Bussiness
What running a community for C-suite moms taught me about how to succeed
- Marika Frumes founded Mysha because she wanted a community of high-powered moms.
- She says that executives and founders often have a difficult transition to motherhood.
- Building a village is similar to networking professionally, she says.
This as-told-to essay is based on a conversation with Marika Frumes, founder of Mysha. It has been edited for length and clarity.
When I was pregnant with my first child in 2019, I felt very isolated. It was strange because I had made a career of bringing people together, especially as the cofounder of HER, a network for professional women.
I realized that I had spent years immersed in a high-powered, high-energy world. My friends were always going, doing, and achieving. But in pregnancy, all of a sudden I was tired. I didn’t know how to reconcile the feelings of still liking corporate and hustle culture while I was starting to move in a new direction. I struggled to shift from a very masculine corporate energy to the more feminine energy that motherhood required of me.
I searched for other moms-to-be who were experiencing a similar transition. I attended educational classes at a local baby boutique and workout classes for pregnant people, but I found it hard to connect.
Finally, about a week before my son was born, I posted on Facebook. I said I wanted to talk to other professional women delivering a baby within two months of when I had my son. I suspected those would be the women who understood what I was going through — and I was right.
I realized lots of founders and executives had a hard transition to motherhood
Within two hours, about 20 women had commented on my post. I made a WhatsApp group and started facilitating introductions. That was the beginning of Mysha, a community that brings together remote pods of women who have babies around the same time. Mysha also hosts in-person events in LA, New York, and Miami.

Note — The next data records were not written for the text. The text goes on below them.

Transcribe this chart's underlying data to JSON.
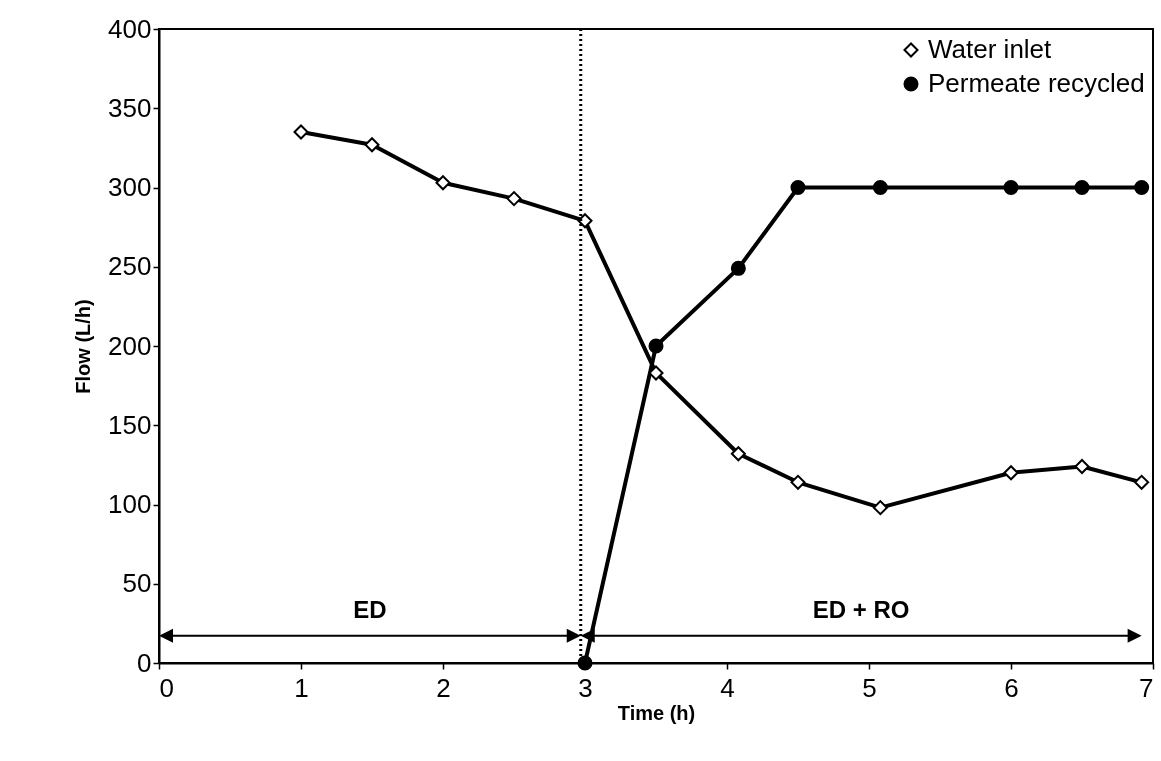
{
  "chart_data": {
    "type": "line",
    "xlabel": "Time (h)",
    "ylabel": "Flow (L/h)",
    "xlim": [
      0,
      7
    ],
    "xticks": [
      0,
      1,
      2,
      3,
      4,
      5,
      6,
      7
    ],
    "ylim": [
      0,
      400
    ],
    "yticks": [
      0,
      50,
      100,
      150,
      200,
      250,
      300,
      350,
      400
    ],
    "grid": false,
    "legend": "top right",
    "line_style": "solid",
    "series": [
      {
        "name": "Water inlet",
        "color": "#000000",
        "marker": "diamond",
        "x": [
          1,
          1.5,
          2,
          2.5,
          3,
          3.5,
          4.08,
          4.5,
          5.08,
          6,
          6.5,
          6.92
        ],
        "values": [
          335,
          327,
          303,
          293,
          279,
          183,
          132,
          114,
          98,
          120,
          124,
          114
        ]
      },
      {
        "name": "Permeate recycled",
        "color": "#000000",
        "marker": "circle",
        "x": [
          3,
          3.5,
          4.08,
          4.5,
          5.08,
          6,
          6.5,
          6.92
        ],
        "values": [
          0,
          200,
          249,
          300,
          300,
          300,
          300,
          300
        ]
      }
    ],
    "ref_lines": [
      {
        "axis": "x",
        "value": 2.97,
        "line_style": "dotted",
        "color": "#000000"
      }
    ],
    "annotations": [
      "ED",
      "ED + RO"
    ]
  }
}
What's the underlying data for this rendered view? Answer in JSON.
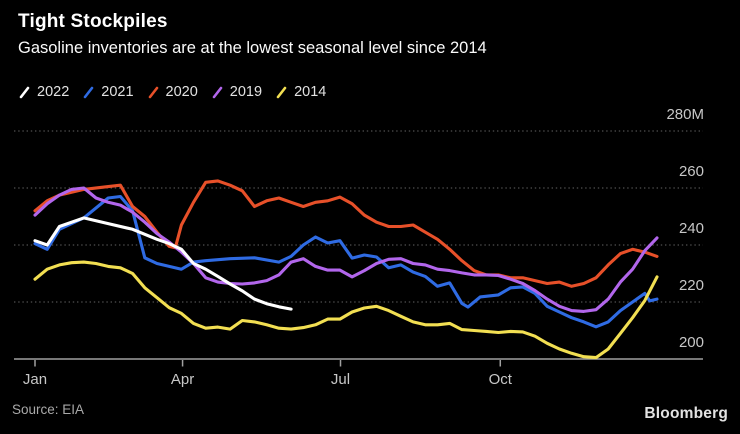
{
  "header": {
    "title": "Tight Stockpiles",
    "subtitle": "Gasoline inventories are at the lowest seasonal level since 2014"
  },
  "legend": [
    {
      "label": "2022",
      "color": "#FFFFFF"
    },
    {
      "label": "2021",
      "color": "#2F6BE3"
    },
    {
      "label": "2020",
      "color": "#E75029"
    },
    {
      "label": "2019",
      "color": "#B266EC"
    },
    {
      "label": "2014",
      "color": "#F2DF52"
    }
  ],
  "footer": {
    "source": "Source: EIA",
    "brand": "Bloomberg"
  },
  "colors": {
    "background": "#000000",
    "grid": "#515151",
    "axis_line": "#A0A0A0",
    "tick_label": "#C7C7C7"
  },
  "chart_data": {
    "type": "line",
    "title": "Tight Stockpiles",
    "subtitle": "Gasoline inventories are at the lowest seasonal level since 2014",
    "y_unit": "million barrels",
    "x_unit": "week of year",
    "ylim": [
      196,
      283
    ],
    "grid": "horizontal-dotted",
    "legend_position": "top-left",
    "y_ticks": [
      {
        "label": "280M",
        "value": 280
      },
      {
        "label": "260",
        "value": 260
      },
      {
        "label": "240",
        "value": 240
      },
      {
        "label": "220",
        "value": 220
      },
      {
        "label": "200",
        "value": 200
      }
    ],
    "x_ticks": [
      {
        "label": "Jan",
        "week": 1
      },
      {
        "label": "Apr",
        "week": 13.1
      },
      {
        "label": "Jul",
        "week": 26.05
      },
      {
        "label": "Oct",
        "week": 39.15
      }
    ],
    "draw_order": [
      "2021",
      "2014",
      "2020",
      "2019",
      "2022"
    ],
    "series": [
      {
        "name": "2022",
        "color": "#FFFFFF",
        "points": [
          [
            1,
            241.5
          ],
          [
            2,
            240
          ],
          [
            3,
            246.5
          ],
          [
            5,
            249.5
          ],
          [
            7,
            247.5
          ],
          [
            9,
            245.5
          ],
          [
            11,
            242
          ],
          [
            12,
            240.5
          ],
          [
            13,
            238.5
          ],
          [
            14,
            233.5
          ],
          [
            15,
            231.5
          ],
          [
            16,
            229
          ],
          [
            17,
            226.3
          ],
          [
            18,
            223.9
          ],
          [
            19,
            221
          ],
          [
            20,
            219.4
          ],
          [
            21,
            218.3
          ],
          [
            22,
            217.5
          ]
        ]
      },
      {
        "name": "2021",
        "color": "#2F6BE3",
        "points": [
          [
            1,
            240.5
          ],
          [
            2,
            238.5
          ],
          [
            3,
            245.5
          ],
          [
            5,
            249.5
          ],
          [
            7,
            256.5
          ],
          [
            8,
            257
          ],
          [
            9,
            252
          ],
          [
            10,
            235.5
          ],
          [
            11,
            233.5
          ],
          [
            13,
            231.5
          ],
          [
            14,
            234
          ],
          [
            15,
            234.5
          ],
          [
            17,
            235.2
          ],
          [
            19,
            235.5
          ],
          [
            21,
            234
          ],
          [
            22,
            236
          ],
          [
            23,
            240
          ],
          [
            24,
            242.8
          ],
          [
            25,
            240.7
          ],
          [
            26,
            241.5
          ],
          [
            27,
            235.4
          ],
          [
            28,
            236.5
          ],
          [
            29,
            235.8
          ],
          [
            30,
            232
          ],
          [
            31,
            233
          ],
          [
            32,
            230.5
          ],
          [
            33,
            229
          ],
          [
            34,
            225.5
          ],
          [
            35,
            226.7
          ],
          [
            36,
            219.5
          ],
          [
            36.5,
            218.2
          ],
          [
            37.5,
            221.8
          ],
          [
            39,
            222.5
          ],
          [
            40,
            225
          ],
          [
            41,
            225.3
          ],
          [
            42,
            223
          ],
          [
            43,
            218.5
          ],
          [
            44,
            216.5
          ],
          [
            45,
            214.5
          ],
          [
            46,
            213
          ],
          [
            47,
            211.3
          ],
          [
            48,
            213
          ],
          [
            49,
            217
          ],
          [
            50,
            220
          ],
          [
            51,
            223
          ],
          [
            51.4,
            220.4
          ],
          [
            52,
            221
          ]
        ]
      },
      {
        "name": "2020",
        "color": "#E75029",
        "points": [
          [
            1,
            252
          ],
          [
            2,
            255.5
          ],
          [
            3,
            257.5
          ],
          [
            5,
            259.5
          ],
          [
            7,
            260.5
          ],
          [
            8,
            261
          ],
          [
            9,
            253.5
          ],
          [
            10,
            250
          ],
          [
            11,
            244.5
          ],
          [
            12,
            239.5
          ],
          [
            12.5,
            239
          ],
          [
            13,
            247
          ],
          [
            14,
            255
          ],
          [
            15,
            262
          ],
          [
            16,
            262.5
          ],
          [
            17,
            261
          ],
          [
            18,
            259
          ],
          [
            19,
            253.5
          ],
          [
            20,
            255.5
          ],
          [
            21,
            256.5
          ],
          [
            22,
            255
          ],
          [
            23,
            253.5
          ],
          [
            24,
            255
          ],
          [
            25,
            255.5
          ],
          [
            26,
            256.8
          ],
          [
            27,
            254.5
          ],
          [
            28,
            250.5
          ],
          [
            29,
            248
          ],
          [
            30,
            246.5
          ],
          [
            31,
            246.5
          ],
          [
            32,
            247
          ],
          [
            33,
            244.5
          ],
          [
            34,
            242
          ],
          [
            35,
            238.5
          ],
          [
            36,
            234.5
          ],
          [
            37,
            231
          ],
          [
            38,
            229.5
          ],
          [
            39,
            229.5
          ],
          [
            40,
            228.5
          ],
          [
            41,
            228.5
          ],
          [
            42,
            227.5
          ],
          [
            43,
            226.5
          ],
          [
            44,
            227
          ],
          [
            45,
            225.5
          ],
          [
            46,
            226.5
          ],
          [
            47,
            228.5
          ],
          [
            48,
            233
          ],
          [
            49,
            237
          ],
          [
            50,
            238.5
          ],
          [
            51,
            237.5
          ],
          [
            52,
            236
          ]
        ]
      },
      {
        "name": "2019",
        "color": "#B266EC",
        "points": [
          [
            1,
            250.5
          ],
          [
            2,
            254.5
          ],
          [
            3,
            257.5
          ],
          [
            4,
            259.5
          ],
          [
            5,
            260
          ],
          [
            6,
            256.5
          ],
          [
            7,
            255
          ],
          [
            8,
            254
          ],
          [
            9,
            251.5
          ],
          [
            10,
            248
          ],
          [
            11,
            244
          ],
          [
            12,
            241
          ],
          [
            13,
            237.5
          ],
          [
            14,
            233.5
          ],
          [
            15,
            228.5
          ],
          [
            16,
            227
          ],
          [
            17,
            226.5
          ],
          [
            18,
            226.3
          ],
          [
            19,
            226.7
          ],
          [
            20,
            227.5
          ],
          [
            21,
            229.5
          ],
          [
            22,
            234
          ],
          [
            23,
            235.2
          ],
          [
            24,
            232.5
          ],
          [
            25,
            231.2
          ],
          [
            26,
            231.2
          ],
          [
            27,
            228.8
          ],
          [
            28,
            231
          ],
          [
            29,
            233.5
          ],
          [
            30,
            235
          ],
          [
            31,
            235.2
          ],
          [
            32,
            233.5
          ],
          [
            33,
            233
          ],
          [
            34,
            231.5
          ],
          [
            35,
            231
          ],
          [
            36,
            230.2
          ],
          [
            37,
            229.5
          ],
          [
            38,
            229.5
          ],
          [
            39,
            229.3
          ],
          [
            40,
            228
          ],
          [
            41,
            226.5
          ],
          [
            42,
            224
          ],
          [
            43,
            221
          ],
          [
            44,
            218.5
          ],
          [
            45,
            217
          ],
          [
            46,
            216.7
          ],
          [
            47,
            217.3
          ],
          [
            48,
            221
          ],
          [
            49,
            227
          ],
          [
            50,
            231.5
          ],
          [
            51,
            238
          ],
          [
            52,
            242.5
          ]
        ]
      },
      {
        "name": "2014",
        "color": "#F2DF52",
        "points": [
          [
            1,
            228
          ],
          [
            2,
            231.5
          ],
          [
            3,
            233
          ],
          [
            4,
            233.8
          ],
          [
            5,
            234
          ],
          [
            6,
            233.5
          ],
          [
            7,
            232.5
          ],
          [
            8,
            232
          ],
          [
            9,
            230
          ],
          [
            10,
            225
          ],
          [
            11,
            221.5
          ],
          [
            12,
            218
          ],
          [
            13,
            216
          ],
          [
            14,
            212.5
          ],
          [
            15,
            210.8
          ],
          [
            16,
            211.2
          ],
          [
            17,
            210.5
          ],
          [
            18,
            213.5
          ],
          [
            19,
            213
          ],
          [
            20,
            212
          ],
          [
            21,
            210.8
          ],
          [
            22,
            210.5
          ],
          [
            23,
            211
          ],
          [
            24,
            212
          ],
          [
            25,
            214
          ],
          [
            26,
            214
          ],
          [
            27,
            216.5
          ],
          [
            28,
            217.9
          ],
          [
            29,
            218.5
          ],
          [
            30,
            217
          ],
          [
            31,
            215
          ],
          [
            32,
            213
          ],
          [
            33,
            212
          ],
          [
            34,
            212
          ],
          [
            35,
            212.5
          ],
          [
            36,
            210.3
          ],
          [
            37,
            210
          ],
          [
            38,
            209.7
          ],
          [
            39,
            209.3
          ],
          [
            40,
            209.7
          ],
          [
            41,
            209.5
          ],
          [
            42,
            208
          ],
          [
            43,
            205.5
          ],
          [
            44,
            203.5
          ],
          [
            45,
            202
          ],
          [
            46,
            200.8
          ],
          [
            47,
            200.5
          ],
          [
            48,
            203.5
          ],
          [
            49,
            209
          ],
          [
            50,
            214.5
          ],
          [
            51,
            220.5
          ],
          [
            52,
            228.8
          ]
        ]
      }
    ]
  }
}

Because of the world I lived in, most of the people in my first pod were ambitious professional women. That’s who Mysha has continued to serve: 70% of our members are executives, and 26% are founders.
Like me, many of these moms have a tough transition to motherhood. They’ve spent so much time and energy building their careers and nurturing their first baby — their careers. Moving from that to motherhood can be very jarring. I want to provide the comfort I was looking for during that time.
High-powered moms can recognize their weaknesses
Lots of the women at Mysha are really good at their jobs. When they become moms and struggle with the transition, that can feel like a slap in the face.
Some can turn away from motherhood if they don’t think they excel at it. I’ve tried to create a space where they can talk about their worries and weaknesses.
We can say it’s OK when the nanny is better with the baby. Let’s recognize weaknesses and learn to grow — just like we’ve done professionally.
They connect through vulnerabilities
I’m a founder, a partner, and a mom — parenting is just one part of who I am. Women want to feel like they still have their own identities, and motherhood is just one aspect. That’s why Mysha events focus on moms, not babies.
At our networking dinners for members, a conversation prompt I use a lot is, “What is your ask at the moment?” It allows people to connect through their vulnerabilities, not just their accolades. It also builds community because when we ask for something, we give someone else an opportunity to shine. It’s not too different from relying on our coworkers or co-founders.
They have hard conversations
Just like at work, sometimes it’s important to have hard conversations about motherhood.
Recently, Mysha hosted an event with Erica Komisar, a psychoanalyst and author of “Being There,” a book that advocates for mothers (in particular) to prioritize being physically around their children for the first three years of their lives.
I knew it would be controversial because many people in our community struggle with guilt, and many working moms worry that they aren’t home enough. The event led to a lot of discussion, powerful emotions, and learning. Anything that can elicit such strong emotions is worth talking about.
Too often, we’re in echo chambers, like the conversation around professional moms versus stay-at-home moms. Getting outside of that can be powerful.
I’m a mom of two now. I’ve learned there’s nothing more important than realizing you’re not alone.